As you step over the threshold of the Zoar Hotel, you notice a shift in the air: It hangs heavy with history.
From 1819 to 1898, the village of Zoar was home to a communal society of pacifists and German separatists who fled religious persecution. After the society disbanded, preservation efforts began — freezing the village’s appearance in time.
Though restored on the exterior, the hotel, built in 1833, is largely untouched on the inside and almost never opened to the public. There is one exception: Zoar’s ghost tours.
“It has that old-time feel to it, and it just lends itself so well to all these ghost stories,” says site director Tammi Shrum of Zoar.

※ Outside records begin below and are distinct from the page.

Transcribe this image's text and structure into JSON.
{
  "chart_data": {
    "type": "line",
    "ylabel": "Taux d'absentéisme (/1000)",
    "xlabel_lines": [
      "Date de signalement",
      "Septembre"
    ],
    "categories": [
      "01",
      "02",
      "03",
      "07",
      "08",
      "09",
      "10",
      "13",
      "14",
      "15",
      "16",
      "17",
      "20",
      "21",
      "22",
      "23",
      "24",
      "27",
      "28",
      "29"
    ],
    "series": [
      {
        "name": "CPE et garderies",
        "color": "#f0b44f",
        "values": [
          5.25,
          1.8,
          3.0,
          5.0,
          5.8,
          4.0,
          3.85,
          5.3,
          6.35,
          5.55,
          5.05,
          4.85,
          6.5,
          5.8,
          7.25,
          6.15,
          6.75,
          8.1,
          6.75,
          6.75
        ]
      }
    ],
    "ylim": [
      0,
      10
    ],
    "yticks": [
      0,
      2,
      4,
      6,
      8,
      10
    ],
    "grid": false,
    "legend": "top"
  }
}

Held by lantern light on select dates from Oct. 10 to Nov. 1, the tours take guests into several haunted buildings in Zoar. Each is home to a ghost story, told by a storyteller or first-person character.
“Every year, we have different stories. We have different paranormal investigators that are doing live investigations during the tour, and they’re sharing their feedback,” Shrum says.
The hotel is said to be haunted by two Zoar residents, including Alexander Gunn, the first outsider to purchase property in Zoar.
In 2020, when Zoar was conducting virtual ghost tours, Shrum had a brush with Gunn. While investigators broadcast their use of a spirit box — which uses radio waves to create white noise that can be manipulated by spirits — over a video feed, she instructed them to ask Gunn’s ghost about the Three Leaf Clover Club, which he had formed. In her message, she misspelled the club’s name, typing “Tree Leaf.”
“The spirit box returned back and said, Three,” recalls Shrum.
The Magazine, which served as the village’s storehouse, is another hot spot for spiritual activity — so much so that tour guides have reported hearing distinct footsteps in the absence of people.
Even private residences, including storyteller Libby Moffat’s Main Street house in Zoar, could be a part of the tour.
“We started working on the house, and I started smelling cigar smoke anytime I was doing changes. And I had seen pictures of one of the occupants that had lived there before, it was Jake Sturm, and he had a big cigar,” says Moffat. “I got to the point where I’d turn around and I’d go, Well, Jake, what do you think? You like that? And the smell would go away.”
Learn more by buying tickets to a tour — or to a package that also includes a ghost tour dinner. Held at the haunted Canal Tavern of Zoar, the dinner features themed menu items such as goulash and witch’s purse.
In the crisp fall air, surrounded by flickering light and historic buildings, even non-believers may find themselves watching the shadows.
“Certain things you can explain off, and then there’s other things that are like, OK, that was really weird,” says Shrum. “It’s hard not to believe once you start working here.”